View or leave comments for ANR Leadership at http://ucanr.edu/sites/ANRUpdate/Comments.
This announcement is also posted and archived on the ANR Update pages.
UC researchers discuss oak health in LA
The goldspotted oak borer continues to threaten oak trees, Tom Scott, area natural resource specialist located at UC Riverside, told participants at conference on sustaining native oak woodlands in Los Angeles, the Monrovia Patch reported.
Scott said there is still a quarantine on moving firewood out of San Diego County to prevent the spread of the damaging insect.
Reporter Sandy Gillis wrote that Larry Costello, UC Cooperative Extension environmental horticulture advisor emeritus, described the power of oaks to access water deep in the soil.
UC adds 4,584 acres of forest to its research lands
The Los Angeles Times and San Francisco Chronicle reported on UC's acquisition of 4,584 acres of Northern California mixed-conifer forest as part of a PG&E bankruptcy settlement.
Debra Levi Holtz, who wrote the article for the Chronicle, quoted Keith Gilless, dean of the UC Berkeley College of Natural Resources, which houses the UC Center for Forestry, as saying, "For us, this is a dream come true to have a network of research sites on a north-south transection through the Sierra Nevada and Cascade ranges that will dramatically improve our capacity to do work on forest ecosystems that is responsive to the questions we all have about the impacts of climate change on those regions."
Solve economy, wildfires woes at same time
Forest restoration would be one way to improve our economy, writes researcher Tong Wu of the Center for Forestry and UC Berkeley on CNN's Global Public Square news website. He states that human interference has "made many ecosystems unnaturally susceptible to catastrophic wildfires" and that global warming will exacerbate the problem.

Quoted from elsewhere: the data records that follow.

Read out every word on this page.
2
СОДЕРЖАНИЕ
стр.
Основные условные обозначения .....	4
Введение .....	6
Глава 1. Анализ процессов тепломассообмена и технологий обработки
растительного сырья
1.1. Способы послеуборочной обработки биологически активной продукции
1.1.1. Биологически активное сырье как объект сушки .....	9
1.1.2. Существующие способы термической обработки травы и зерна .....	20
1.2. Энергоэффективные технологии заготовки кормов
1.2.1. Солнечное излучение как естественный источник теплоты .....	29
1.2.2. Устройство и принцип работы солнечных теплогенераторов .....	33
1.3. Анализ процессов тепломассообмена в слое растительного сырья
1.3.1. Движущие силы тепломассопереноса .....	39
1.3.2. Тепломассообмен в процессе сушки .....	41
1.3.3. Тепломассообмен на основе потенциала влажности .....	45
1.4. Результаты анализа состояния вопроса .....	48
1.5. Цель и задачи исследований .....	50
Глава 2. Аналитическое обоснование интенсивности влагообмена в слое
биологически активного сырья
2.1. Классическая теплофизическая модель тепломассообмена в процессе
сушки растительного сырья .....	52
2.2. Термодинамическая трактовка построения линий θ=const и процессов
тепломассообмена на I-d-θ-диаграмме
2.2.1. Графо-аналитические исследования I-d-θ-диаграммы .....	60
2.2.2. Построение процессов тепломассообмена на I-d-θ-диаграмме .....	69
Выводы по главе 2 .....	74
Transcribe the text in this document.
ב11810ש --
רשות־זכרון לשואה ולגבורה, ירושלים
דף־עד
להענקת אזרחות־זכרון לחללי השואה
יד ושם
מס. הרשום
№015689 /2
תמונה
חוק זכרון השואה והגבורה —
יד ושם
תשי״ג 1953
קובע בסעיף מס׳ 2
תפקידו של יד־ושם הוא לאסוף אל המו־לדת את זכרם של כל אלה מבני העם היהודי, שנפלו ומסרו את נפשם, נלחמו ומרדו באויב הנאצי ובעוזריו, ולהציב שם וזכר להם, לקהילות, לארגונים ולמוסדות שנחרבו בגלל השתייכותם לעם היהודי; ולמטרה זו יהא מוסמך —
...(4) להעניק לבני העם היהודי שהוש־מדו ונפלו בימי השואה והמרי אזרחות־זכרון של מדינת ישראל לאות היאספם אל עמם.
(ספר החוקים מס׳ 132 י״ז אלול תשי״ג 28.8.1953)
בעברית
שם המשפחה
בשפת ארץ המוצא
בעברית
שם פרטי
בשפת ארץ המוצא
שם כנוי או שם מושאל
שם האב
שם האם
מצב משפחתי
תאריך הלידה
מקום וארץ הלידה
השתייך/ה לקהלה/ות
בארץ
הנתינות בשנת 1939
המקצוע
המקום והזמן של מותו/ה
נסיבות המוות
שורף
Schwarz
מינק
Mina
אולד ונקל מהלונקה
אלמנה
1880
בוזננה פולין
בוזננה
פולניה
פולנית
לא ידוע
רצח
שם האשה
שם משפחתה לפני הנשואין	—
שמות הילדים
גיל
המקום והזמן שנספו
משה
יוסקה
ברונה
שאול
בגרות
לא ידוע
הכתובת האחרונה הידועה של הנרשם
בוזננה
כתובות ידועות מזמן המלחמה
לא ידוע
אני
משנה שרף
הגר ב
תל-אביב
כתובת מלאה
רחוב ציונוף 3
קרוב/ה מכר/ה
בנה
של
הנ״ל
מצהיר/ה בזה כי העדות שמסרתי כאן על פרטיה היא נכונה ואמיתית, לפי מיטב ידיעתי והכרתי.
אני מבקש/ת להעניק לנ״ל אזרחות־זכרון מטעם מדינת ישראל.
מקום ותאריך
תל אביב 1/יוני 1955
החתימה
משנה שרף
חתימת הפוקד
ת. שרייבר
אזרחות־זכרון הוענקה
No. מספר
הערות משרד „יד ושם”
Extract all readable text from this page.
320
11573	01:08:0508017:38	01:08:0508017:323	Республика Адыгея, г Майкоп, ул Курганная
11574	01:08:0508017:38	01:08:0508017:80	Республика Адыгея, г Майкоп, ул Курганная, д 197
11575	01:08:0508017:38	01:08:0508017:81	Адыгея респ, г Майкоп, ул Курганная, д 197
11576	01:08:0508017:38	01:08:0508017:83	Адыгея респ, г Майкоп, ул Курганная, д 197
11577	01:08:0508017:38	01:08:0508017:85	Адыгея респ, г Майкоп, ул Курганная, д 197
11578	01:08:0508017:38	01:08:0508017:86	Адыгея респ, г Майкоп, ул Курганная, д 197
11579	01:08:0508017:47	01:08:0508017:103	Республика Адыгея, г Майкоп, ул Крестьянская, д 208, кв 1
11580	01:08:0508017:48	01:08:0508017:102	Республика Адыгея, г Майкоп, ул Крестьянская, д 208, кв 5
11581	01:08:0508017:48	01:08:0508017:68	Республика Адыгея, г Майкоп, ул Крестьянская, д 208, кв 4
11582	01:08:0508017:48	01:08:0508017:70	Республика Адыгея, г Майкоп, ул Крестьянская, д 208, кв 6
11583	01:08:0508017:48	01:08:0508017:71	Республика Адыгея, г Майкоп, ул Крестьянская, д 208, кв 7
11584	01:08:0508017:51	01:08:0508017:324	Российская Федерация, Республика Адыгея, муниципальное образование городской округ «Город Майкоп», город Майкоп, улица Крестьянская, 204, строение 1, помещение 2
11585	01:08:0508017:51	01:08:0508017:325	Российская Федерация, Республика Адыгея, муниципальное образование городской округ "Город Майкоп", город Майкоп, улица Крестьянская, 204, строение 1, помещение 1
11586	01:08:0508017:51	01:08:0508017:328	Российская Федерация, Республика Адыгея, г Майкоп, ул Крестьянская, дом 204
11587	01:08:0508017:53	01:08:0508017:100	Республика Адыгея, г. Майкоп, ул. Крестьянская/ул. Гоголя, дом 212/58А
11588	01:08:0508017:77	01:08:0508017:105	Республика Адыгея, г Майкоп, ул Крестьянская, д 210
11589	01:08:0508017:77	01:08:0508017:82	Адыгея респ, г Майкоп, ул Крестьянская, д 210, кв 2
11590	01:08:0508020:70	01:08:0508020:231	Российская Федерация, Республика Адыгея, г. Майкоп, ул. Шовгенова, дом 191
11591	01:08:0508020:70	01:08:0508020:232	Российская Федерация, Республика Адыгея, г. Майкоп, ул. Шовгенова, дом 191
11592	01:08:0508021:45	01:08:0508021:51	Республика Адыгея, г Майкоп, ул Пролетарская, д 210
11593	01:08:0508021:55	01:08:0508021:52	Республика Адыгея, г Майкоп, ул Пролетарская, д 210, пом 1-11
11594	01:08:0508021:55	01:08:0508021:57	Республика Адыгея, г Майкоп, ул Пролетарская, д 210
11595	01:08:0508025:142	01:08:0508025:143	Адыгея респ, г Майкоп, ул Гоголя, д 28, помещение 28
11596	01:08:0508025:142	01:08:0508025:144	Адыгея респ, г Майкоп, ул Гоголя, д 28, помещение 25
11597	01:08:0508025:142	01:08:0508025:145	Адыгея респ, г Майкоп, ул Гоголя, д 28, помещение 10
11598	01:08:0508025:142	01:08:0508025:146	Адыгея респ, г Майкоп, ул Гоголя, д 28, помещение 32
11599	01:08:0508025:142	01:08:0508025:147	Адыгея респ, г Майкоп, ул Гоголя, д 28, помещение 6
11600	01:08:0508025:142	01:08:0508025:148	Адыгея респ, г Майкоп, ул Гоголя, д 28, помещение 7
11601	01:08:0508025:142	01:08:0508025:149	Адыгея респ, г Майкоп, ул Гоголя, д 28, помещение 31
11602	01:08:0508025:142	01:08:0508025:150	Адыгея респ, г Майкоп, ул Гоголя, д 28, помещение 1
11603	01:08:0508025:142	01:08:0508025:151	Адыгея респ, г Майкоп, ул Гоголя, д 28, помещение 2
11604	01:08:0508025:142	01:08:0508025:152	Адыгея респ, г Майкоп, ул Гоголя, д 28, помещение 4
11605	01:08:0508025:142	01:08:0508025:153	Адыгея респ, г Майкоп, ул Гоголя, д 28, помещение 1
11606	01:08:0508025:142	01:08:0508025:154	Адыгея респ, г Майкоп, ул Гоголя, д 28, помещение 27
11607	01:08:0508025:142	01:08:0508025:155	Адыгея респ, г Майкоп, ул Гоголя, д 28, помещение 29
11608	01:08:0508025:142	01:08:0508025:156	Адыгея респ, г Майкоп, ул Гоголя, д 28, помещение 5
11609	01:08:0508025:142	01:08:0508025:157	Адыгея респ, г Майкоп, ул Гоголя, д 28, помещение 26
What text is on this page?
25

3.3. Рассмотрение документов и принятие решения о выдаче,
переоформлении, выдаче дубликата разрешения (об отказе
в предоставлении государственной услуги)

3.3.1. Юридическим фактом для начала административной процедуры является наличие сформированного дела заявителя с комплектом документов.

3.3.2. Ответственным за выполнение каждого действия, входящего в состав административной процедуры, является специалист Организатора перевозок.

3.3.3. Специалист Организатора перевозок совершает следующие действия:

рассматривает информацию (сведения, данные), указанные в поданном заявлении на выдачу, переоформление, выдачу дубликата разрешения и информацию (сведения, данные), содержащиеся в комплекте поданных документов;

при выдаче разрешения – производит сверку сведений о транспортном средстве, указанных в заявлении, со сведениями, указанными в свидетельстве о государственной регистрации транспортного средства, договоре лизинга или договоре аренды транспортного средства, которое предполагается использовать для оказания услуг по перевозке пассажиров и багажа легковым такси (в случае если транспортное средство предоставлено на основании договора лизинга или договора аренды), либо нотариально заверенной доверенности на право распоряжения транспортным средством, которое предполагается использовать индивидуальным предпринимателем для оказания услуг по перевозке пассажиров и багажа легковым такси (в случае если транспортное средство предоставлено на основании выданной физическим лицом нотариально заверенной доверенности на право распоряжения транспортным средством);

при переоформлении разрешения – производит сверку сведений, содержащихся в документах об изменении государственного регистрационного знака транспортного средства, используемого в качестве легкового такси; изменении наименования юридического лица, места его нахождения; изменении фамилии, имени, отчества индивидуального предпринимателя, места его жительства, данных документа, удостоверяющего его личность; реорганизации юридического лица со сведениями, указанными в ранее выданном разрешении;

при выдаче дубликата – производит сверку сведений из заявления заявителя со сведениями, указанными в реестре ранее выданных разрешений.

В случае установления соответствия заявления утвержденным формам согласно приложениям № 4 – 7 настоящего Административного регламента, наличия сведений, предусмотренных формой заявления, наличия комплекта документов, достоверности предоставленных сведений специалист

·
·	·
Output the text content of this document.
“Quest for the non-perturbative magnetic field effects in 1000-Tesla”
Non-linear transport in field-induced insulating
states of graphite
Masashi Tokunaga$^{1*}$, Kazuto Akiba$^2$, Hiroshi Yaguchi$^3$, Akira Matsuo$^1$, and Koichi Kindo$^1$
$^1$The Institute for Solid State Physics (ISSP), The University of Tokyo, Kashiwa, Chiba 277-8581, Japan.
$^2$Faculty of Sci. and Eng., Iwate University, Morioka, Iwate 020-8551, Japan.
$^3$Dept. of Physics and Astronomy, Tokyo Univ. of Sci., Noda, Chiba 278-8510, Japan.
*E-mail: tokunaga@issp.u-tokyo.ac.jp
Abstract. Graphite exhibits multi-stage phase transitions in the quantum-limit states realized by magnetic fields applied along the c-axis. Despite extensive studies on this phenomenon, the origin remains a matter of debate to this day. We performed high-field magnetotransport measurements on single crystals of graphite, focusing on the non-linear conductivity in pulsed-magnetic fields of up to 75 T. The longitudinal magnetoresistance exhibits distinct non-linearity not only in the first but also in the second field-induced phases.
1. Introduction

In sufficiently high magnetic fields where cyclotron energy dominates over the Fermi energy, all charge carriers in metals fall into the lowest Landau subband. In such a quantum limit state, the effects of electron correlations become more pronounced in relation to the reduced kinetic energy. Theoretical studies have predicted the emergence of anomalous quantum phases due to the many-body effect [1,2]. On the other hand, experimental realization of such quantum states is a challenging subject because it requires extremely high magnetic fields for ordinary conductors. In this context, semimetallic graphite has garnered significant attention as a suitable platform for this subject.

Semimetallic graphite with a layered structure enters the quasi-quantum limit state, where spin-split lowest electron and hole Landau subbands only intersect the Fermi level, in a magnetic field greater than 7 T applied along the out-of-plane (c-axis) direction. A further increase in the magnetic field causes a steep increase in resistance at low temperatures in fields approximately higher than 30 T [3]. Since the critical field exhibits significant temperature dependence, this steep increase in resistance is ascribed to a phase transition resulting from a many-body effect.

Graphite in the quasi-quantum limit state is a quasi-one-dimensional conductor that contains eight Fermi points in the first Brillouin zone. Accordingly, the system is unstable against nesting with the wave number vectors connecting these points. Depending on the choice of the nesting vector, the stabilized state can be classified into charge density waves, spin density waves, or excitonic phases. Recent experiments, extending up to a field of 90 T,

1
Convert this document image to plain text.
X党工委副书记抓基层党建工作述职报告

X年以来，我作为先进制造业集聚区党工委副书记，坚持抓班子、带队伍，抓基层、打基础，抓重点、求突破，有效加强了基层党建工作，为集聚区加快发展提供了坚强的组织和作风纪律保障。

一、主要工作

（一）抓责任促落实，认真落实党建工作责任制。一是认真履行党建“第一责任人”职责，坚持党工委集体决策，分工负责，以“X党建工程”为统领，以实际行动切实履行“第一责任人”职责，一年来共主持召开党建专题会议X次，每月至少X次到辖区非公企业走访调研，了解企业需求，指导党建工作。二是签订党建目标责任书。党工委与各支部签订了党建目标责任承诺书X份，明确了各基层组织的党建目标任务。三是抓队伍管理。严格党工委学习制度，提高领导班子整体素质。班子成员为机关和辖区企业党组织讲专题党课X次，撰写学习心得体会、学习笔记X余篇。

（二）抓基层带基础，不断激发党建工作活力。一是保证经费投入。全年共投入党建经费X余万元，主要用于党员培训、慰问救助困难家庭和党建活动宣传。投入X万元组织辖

"In economic analyses of environmental management projects across the western United States, ecological restoration produced multiplier effects (the economic 'bang for the buck' of every dollar spent) that were higher than the estimated impacts of the 2009 government stimulus," he wrote.
UCCE forester's retirement to leave a big hole
When UC Cooperative Extension forestry specialist Gary Nakamura retires this summer, he will be "leaving a big hole in our local community," organic farmer Wayne Kessler told the Redding Record-Searchlight.The article, written by Tim Holt, reviewed Nakamura's nearly 40-year career as a forestry expert, which included stints with private industry and the U.S. Forest Service, before his long-time tenure with UC Cooperative Extension.
Nakamura took on a unique role as a go-between, a soft-spoken and knowledgeable mediator between public and private interests, the article said. In the 1990s, he worked to bring together timber interests, the Forest Service, environmental groups and local communities to form the Shasta Tehama Bioregional Council.
With the council, Nakamura was able to help craft a compromise for understory fuels reduction that:
- Placated environmentalists' concerns with third-party monitoring
- Guaranteed that clearing efforts would be for wildfire suppression and not economic gain
The article said Nakamura is still pursuing collaborative forestry programs. He is now assembling private timber companies, environmental groups, ranchers and public agencies in the Burney Creek/Hat Creek watershed. The effort, involving 340,000 acres of publicly and privately owned lands, will shore up creek banks, restore wetlands, add trails, and "create and maintain a local resource-based economy by encouraging more thinning and biomass harvesting for fuels," Nakamura told the reporter.
"We're fortunate to have highly productive forests in California. My whole career has been about conserving them, and using them wisely," the article quoted Nakamura.